Part 1: Ask the right questions 

Professionals with an analytics mindset need to develop a strong understanding of the economic and institutional factors that influence the data they are analyzing. They allow that understanding to guide their analysis and interpretation of the data. In this section of the case, we consider the economic, accounting and regulatory factors that could potentially influence banks’ investment decisions. We use our understanding of those factors to guide and develop expectations for our data analysis in Part 2 of the case.


As detailed above, many banks expressed concern about including unrealized gains and losses on AFS securities in the calculation of regulatory capital. The Federal Reserve Board noted: “Generally, the [banks] asserted that the proposal would introduce significant volatility in banking organizations’ capital ratios due in large part to fluctuations in benchmark interest rates.”4 Answer the following questions related to these concerns:

1.Describe the relationship between a bond investment’s coupon rate, face value, market interest rate and market price.

2.At the time of the proposal, do you think banks expected interest rates to increase or decrease from then (2012–13) to the present day? How would this increase or decrease in interest rates affect the fair value of banks’ debt investment portfolios?

3.Explain why banks do not want increased volatility in their regulatory capital.

4.According to the FASB, how should banks decide whether to classify a given debt

investment as trading, AFS or HTM? Do you think banks use significant judgment in this classification decision? Explain why or why not.

5.If a bank wants to avoid volatility in its regulatory capital, which investment  classification would be the most desirable, and which investment classifications would be the least desirable? Does your answer differ depending on whether the bank is large or small?

6.Once a bank chooses to classify a given investment as HTM, can it subsequently change that classification? What are the potential consequences of selling an HTM investment before maturity in order to meet liquidity needs or to meet regulatory capital requirements?

7.Explain how you would expect banks’ debt investment portfolios to change over the  time period you are examining in this case (2009–18).
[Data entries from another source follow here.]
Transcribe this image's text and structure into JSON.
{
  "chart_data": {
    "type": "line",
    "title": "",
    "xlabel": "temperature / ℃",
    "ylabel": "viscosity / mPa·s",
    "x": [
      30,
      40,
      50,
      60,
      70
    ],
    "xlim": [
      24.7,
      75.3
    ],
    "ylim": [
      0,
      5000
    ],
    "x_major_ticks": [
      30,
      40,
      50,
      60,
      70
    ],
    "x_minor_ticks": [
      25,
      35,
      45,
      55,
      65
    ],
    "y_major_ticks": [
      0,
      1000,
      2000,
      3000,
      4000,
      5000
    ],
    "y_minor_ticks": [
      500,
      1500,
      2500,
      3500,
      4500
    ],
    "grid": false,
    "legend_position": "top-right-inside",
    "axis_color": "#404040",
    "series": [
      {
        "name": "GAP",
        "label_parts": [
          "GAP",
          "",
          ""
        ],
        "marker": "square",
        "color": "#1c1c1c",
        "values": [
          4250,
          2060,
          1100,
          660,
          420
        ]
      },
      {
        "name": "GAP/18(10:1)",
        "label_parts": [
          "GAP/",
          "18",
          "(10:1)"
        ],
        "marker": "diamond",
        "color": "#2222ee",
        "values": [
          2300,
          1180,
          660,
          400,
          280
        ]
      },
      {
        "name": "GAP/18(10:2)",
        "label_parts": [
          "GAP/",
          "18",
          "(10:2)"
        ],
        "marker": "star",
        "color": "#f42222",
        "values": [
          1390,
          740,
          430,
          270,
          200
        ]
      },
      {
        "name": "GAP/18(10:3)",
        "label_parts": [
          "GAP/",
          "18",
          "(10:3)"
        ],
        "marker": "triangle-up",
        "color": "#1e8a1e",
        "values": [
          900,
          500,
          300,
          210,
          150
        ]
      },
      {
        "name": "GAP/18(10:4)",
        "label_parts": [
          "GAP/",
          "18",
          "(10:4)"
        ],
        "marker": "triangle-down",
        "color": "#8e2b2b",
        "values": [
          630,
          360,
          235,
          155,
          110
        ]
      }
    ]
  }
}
Part 2 : Analytics mindset Bank investment portfolios 

Extract, transform and load relevant data and apply appropriate data analytics techniques

In this part of the case, you will load your data into Tableau for analysis (your data has already been extracted and transformed for you). You will also apply appropriate data analytics techniques to your data.


Load the data from Analytics_mindset_case_studies_Bank_Investment_Portfolio.xlsx into Tableau or use Excel to answer the following questions.

1.Develop a data visualizations that provide an analysis of the following: –

How the average amount of HTM investments held, as well as how the average amount of AFS investments held, has changed during the sample period.

a.Perform this analysis for all banks and then separately for large banks and for small banks.

b.Show each analysis separately.

3.Include trend lines.

2.Develop a data visualizations that provide an analysis of the

following: – How the composition of banks’ investment portfolios has changed during the sample period. In particular, how the percentage of AFS and HTM investments that banks have classified as HTM (i.e., HTM percentage) has changed during the sample period.

a.Show the analysis separately for all banks and together for large banks and small banks. Use different colors for each bank population if possible in Excel.

b.Include trend lines.

3.You have been asked to prepare an oral or written presentation (as directed by your instructor), accompanied by the visualizations you have prepared for the Federal Reserve Board to help board members answer the following questions:

1. What are the trends in the average amount of HTM and AFS investments held during the sample period?

2. What are the trends in the composition of banks’ investment portfolios during the sample period? In particular, how did the average HTM percentage change during the sample period?

3. What are the trends at the individual bank level in the change in the HTM percentage of investments held for large banks from 2013 to 2018 (the period after which the change in regulation took place)?